Now, when we look back at the 20 years that the weight management clinic, or now known as the obesity care clinic, has been going. Our patients, remembering they're all pet patients, lost at an average of 0.8% per week.
So if we think back to Mimi, she'd lost at 0.7% per week. She's almost bang on average.
So I would say to that owner, that's awesome. That's, you know, that's perfectly fine. In fact, I'm very, very happy with that rate of weight loss.
But what about the safe limits and thinking back to Dora? So in terms of safety, the dogs can lose up to 3% per week, cats can lose up to 2% per week safely, and we would like them to get over 0.5%.
However, it really depends on how much. Dora, therefore had lost that weight. So if she'd lost 3.25 in one week, oh, that was going some, and we're now getting up to that limit where I'm feeling uncomfortable.
However, if she'd lost that over 2 weeks, that would be a really, really nice rate of weight loss and well above the average that we typically see in pets. It's very rarely an issue though that we get pets losing too fast. What is much more common is that we get pets losing maybe a little slower than we'd like.
However, and you'll hear me say this, if you ever, see me in a consult room, weight loss is weight loss, and I'm happy. I'd like to aim for 0.5% per week, but it's not essential, but staying in those safe limits.
So, and that is it, and I hope I haven't pickled too many brains with all those calculations. What I really hope is that I've given you some really good logical worked examples that you can now use. So remembering the reasons why we're bothering is just so important.
Ultimately, it improves patient care, doesn't it? It is worth. Taking your time with these calculations.

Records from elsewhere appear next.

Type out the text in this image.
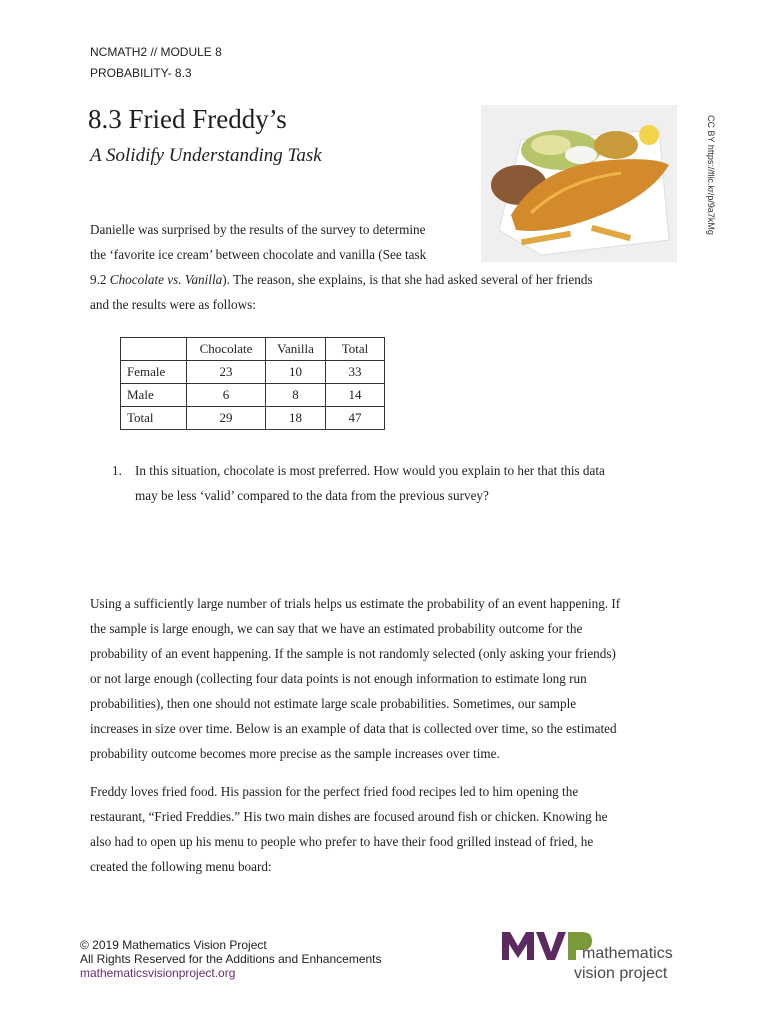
NCMATH2 // MODULE 8
PROBABILITY- 8.3
8.3 Fried Freddy’s
A Solidify Understanding Task	CC BY https://flic.kr/p/9a7kMg
Danielle was surprised by the results of the survey to determine
the ‘favorite ice cream’ between chocolate and vanilla (See task
9.2 Chocolate vs. Vanilla). The reason, she explains, is that she had asked several of her friends
and the results were as follows:
	Chocolate	Vanilla	Total
Female	23	10	33
Male	6	8	14
Total	29	18	47
1. In this situation, chocolate is most preferred. How would you explain to her that this data
may be less ‘valid’ compared to the data from the previous survey?
Using a sufficiently large number of trials helps us estimate the probability of an event happening. If
the sample is large enough, we can say that we have an estimated probability outcome for the
probability of an event happening. If the sample is not randomly selected (only asking your friends)
or not large enough (collecting four data points is not enough information to estimate long run
probabilities), then one should not estimate large scale probabilities. Sometimes, our sample
increases in size over time. Below is an example of data that is collected over time, so the estimated
probability outcome becomes more precise as the sample increases over time.
Freddy loves fried food. His passion for the perfect fried food recipes led to him opening the
restaurant, “Fried Freddies.” His two main dishes are focused around fish or chicken. Knowing he
also had to open up his menu to people who prefer to have their food grilled instead of fried, he
created the following menu board:
© 2019 Mathematics Vision Project
All Rights Reserved for the Additions and Enhancements
mathematicsvisionproject.org
mathematics
vision project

And if you can do some pre-work or work ahead, absolutely go ahead and do that. Step out of the room if you need to, bring all the stress down. Don't be under the spotlight because that's when more more mistakes will happen.
Definitely get someone to check over your numbers. I particularly need that clearly, having made a mistake in this presentation. And then what this will do is allow you to give accurate information and be that trusted expert, delivering excellent nutritional information to your pet owner that I promise they won't find elsewhere.
I really hope you've enjoyed this webinar and thank you so much for listening.